Еще для меня было удивил странный текст Менке в каталоге. Есть много способов концептуальных говорений об искусстве и политике, например, Раньсеровский подход. А Менке использует феменологическую оптику, следуя которой получается, что искусство не является составной частью общества и социальной практикой в принципе. Manifesta также констатировала определенную автономию искусства, а это, скорее, отсылает к вопросам позднего модернизма.

И, да, Кениг говорит о том, что искусство не исключает из себя политики и партисипативности, и включает определенные проекты в экспозицию,  но в то же время он возвращает эти практики в положение автономии искусства, загоняет их в те рамки, с которыми они пытаются бороться.

Еще одно замечание у меня есть по поводу высказывания Кенига в одном из открытых писем о том, что мы не хотим, чтобы выставка превратилась в платформу для политических и злободневных спекуляций.  Но получилось, на мой взгляд, обратное. Например, работы Бориса Михайлова, экспонирование которых, с одной стороны, как будто подчеркивает, что мы можем говорить и о политике, что цензуры нет. Но с другой стороны, как раз отсылает к некоторой злободневности. Мне кажется, что в смысле некоторого анализа выставка провалилась, потому что проектов, которые бы отсылали к какому-то прошлому Эрмитажа, которые бы анализировали контекст, не было.

Фотасерия Бориса Михайлова / Главный штаб

Фотасерия Бориса Михайлова / Главный штаб

Ольга Шпарага: Я не видела выставку вживую, а только ознакомилась с документацией. Но по тому, что я прочитала, мне показалось, что  ключевые словосочетаниями стали – «Manifesta и Эрмитаж» и «Manifesta в Санкт-Петербурге». И мне кажется, это первый показатель неудачи, потому что если почитать о том, что пишет директор Manifesta, идея состоит в том, чтобы обсуждать изменения в общем, совместном пространстве Европы – в экономическом, политическом, культурном планах. А выставка, наверное, показала, что это обсуждение не состоялось. Потому что все оказалось зациклено на проблеме интервенции в Эрмитаж и Manifesta в Санкт-Петербурге, все только это и обсуждают. Для меня это странно, потому что то, что я видела, например, на прошлой Documenta, вообще не привязывается к месту. У нее задача в том, чтобы создать спекулятивное пространство и за счет этого, наверное, обсуждать и спекулятивность капитализма и спекулятивность биеннале, происхождения и значения искусства и т.д.

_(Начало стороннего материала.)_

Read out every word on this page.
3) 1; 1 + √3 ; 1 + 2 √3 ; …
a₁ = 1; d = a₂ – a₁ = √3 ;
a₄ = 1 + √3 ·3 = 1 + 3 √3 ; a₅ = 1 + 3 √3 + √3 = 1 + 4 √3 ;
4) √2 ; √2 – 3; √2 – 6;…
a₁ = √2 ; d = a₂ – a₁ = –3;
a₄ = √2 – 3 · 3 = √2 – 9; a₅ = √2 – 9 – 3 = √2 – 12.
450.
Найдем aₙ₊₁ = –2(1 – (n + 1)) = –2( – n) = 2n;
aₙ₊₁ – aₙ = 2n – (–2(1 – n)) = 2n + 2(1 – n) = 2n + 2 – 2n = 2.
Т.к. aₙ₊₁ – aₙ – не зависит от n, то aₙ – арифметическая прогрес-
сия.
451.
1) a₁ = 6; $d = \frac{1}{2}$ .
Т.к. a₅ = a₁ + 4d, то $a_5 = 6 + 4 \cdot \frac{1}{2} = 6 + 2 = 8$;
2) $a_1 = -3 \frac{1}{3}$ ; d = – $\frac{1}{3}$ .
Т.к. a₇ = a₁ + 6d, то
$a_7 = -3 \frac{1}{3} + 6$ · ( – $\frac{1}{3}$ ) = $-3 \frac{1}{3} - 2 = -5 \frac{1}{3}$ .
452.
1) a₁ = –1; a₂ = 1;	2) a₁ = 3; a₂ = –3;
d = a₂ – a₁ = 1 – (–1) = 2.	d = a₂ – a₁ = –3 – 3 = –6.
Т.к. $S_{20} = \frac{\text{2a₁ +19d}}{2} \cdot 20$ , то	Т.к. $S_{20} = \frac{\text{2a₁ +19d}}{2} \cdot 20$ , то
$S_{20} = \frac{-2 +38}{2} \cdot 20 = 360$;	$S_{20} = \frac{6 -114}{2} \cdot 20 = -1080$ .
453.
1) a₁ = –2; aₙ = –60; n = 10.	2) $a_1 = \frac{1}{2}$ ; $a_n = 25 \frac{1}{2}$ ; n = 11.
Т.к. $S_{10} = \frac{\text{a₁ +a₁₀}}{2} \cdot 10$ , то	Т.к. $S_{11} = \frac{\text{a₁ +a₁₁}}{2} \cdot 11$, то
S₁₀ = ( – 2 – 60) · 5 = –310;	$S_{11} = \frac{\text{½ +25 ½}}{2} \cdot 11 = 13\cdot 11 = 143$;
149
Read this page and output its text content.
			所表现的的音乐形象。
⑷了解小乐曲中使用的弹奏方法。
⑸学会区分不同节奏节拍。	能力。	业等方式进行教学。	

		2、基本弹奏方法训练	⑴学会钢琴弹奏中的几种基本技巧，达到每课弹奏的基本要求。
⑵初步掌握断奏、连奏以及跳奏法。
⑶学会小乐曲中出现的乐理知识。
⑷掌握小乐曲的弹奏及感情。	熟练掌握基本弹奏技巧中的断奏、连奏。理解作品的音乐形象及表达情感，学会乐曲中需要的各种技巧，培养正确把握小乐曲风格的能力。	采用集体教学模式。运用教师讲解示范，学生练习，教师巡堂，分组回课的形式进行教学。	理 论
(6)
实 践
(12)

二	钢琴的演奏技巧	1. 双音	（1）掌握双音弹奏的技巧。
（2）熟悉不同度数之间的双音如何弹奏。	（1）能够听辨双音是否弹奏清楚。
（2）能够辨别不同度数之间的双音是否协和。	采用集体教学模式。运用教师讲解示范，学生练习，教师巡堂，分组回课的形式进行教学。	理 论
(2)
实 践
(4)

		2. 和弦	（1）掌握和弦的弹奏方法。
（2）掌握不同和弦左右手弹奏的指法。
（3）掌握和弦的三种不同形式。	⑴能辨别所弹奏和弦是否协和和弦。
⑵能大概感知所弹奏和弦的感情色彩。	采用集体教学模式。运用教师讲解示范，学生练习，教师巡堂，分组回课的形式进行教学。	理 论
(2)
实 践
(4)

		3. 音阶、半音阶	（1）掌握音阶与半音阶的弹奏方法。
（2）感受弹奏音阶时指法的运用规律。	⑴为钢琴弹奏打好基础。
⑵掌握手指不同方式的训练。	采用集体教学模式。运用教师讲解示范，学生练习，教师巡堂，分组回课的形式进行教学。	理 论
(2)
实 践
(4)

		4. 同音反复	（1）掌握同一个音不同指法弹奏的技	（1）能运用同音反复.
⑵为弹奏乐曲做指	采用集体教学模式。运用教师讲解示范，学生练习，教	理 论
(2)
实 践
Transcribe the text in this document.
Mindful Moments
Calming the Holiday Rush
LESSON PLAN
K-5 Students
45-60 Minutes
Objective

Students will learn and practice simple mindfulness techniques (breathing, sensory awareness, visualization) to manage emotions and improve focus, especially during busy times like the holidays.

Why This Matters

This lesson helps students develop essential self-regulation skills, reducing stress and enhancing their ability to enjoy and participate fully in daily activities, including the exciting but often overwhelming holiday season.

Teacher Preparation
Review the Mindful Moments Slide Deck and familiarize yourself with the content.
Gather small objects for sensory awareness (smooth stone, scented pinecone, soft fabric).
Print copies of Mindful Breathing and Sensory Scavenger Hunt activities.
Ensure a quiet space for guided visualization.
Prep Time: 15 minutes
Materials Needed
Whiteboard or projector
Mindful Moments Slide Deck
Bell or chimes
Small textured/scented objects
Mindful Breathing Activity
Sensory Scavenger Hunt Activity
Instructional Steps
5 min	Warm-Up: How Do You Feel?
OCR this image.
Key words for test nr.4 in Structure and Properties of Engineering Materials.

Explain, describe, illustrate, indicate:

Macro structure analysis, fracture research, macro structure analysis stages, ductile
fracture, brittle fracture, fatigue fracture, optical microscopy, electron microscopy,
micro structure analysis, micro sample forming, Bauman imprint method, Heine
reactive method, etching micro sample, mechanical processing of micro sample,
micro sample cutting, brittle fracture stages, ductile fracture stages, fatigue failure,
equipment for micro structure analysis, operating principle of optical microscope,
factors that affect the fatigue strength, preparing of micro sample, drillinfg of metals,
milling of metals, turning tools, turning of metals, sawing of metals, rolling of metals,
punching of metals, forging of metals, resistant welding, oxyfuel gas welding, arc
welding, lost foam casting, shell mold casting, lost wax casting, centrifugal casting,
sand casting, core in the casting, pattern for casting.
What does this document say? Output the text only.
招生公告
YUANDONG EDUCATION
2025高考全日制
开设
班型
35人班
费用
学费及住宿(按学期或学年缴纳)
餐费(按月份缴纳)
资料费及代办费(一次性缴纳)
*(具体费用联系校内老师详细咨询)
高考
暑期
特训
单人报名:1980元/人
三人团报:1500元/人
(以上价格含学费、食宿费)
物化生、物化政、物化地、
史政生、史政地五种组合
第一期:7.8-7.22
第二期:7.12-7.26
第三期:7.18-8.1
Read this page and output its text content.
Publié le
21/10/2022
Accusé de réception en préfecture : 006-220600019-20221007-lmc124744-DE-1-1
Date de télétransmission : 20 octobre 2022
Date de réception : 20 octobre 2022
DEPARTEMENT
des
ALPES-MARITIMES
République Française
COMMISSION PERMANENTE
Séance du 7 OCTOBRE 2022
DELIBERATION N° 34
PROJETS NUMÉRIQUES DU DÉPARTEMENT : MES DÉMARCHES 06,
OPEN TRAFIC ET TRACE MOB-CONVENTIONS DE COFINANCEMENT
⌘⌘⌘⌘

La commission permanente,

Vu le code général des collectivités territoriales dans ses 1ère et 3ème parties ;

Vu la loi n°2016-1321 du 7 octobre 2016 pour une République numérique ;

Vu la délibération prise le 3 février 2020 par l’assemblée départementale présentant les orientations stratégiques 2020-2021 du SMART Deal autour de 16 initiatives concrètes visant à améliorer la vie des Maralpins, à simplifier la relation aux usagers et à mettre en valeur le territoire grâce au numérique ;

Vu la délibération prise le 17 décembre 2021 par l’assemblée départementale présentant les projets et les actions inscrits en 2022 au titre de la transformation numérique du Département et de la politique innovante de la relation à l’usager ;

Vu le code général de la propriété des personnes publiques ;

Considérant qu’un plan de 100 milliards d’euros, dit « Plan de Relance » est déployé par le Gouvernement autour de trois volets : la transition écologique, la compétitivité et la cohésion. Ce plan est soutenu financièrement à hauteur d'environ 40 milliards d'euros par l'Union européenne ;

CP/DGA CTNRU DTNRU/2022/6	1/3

А тут получилась сведенная к локализации выставка, и все только и обсуждают эту локализацию. В этом смысле для меня возник вопрос: так в чем арт-высказывание этой Manifesta?

С другой стороны, какой бы удачной или неудачной не была интервенция в музей, как отметил Алексей, интервенция могла быть и другой, исходя из всех пластов, которые связаны с Эрмитажем. А получилось такая сиюминутная встреча художников с пространством, хотя все критики, журналисты отмечают, что это хорошо, что это пошатнуло Эрмитаж. Возможно, для Петербурга это важный опыт, но насколько это опыт соизмерим с Manifesta? Такого рода интервенция могла быть осуществлена и меньшими силами. И по тому, что пишет и директор, и кураторы, задача Manifesta более глобальна. Если формулировать сегодня вопросы о европейском пространстве, которые входят в концептуальное поле Manifesta, то, наверное, сейчас центральным является вопрос о том, как оно поменялось в связи с войной в Украине. И моя гипотеза заключается в том, что

эта выставка показала, что искусству не удалось даже сформулировать этот вопрос. Возможно, художники не первые должны это делать или для этого биеннале не годиться как форма.
Скульптура Лары Фаварета / Зимний дворец

Скульптура Лары Фаварета / Зимний дворец

То есть Manifesta, которая должна задаваться вопросами, которые возникают в общем европейском пространстве, эту задачу не выполнила. Но выполнила какую-то другую задачу, которая важна для Санкт-Петербурга, для России, для какого-то сегмента, но это не задача Manifesta, на мой взгляд.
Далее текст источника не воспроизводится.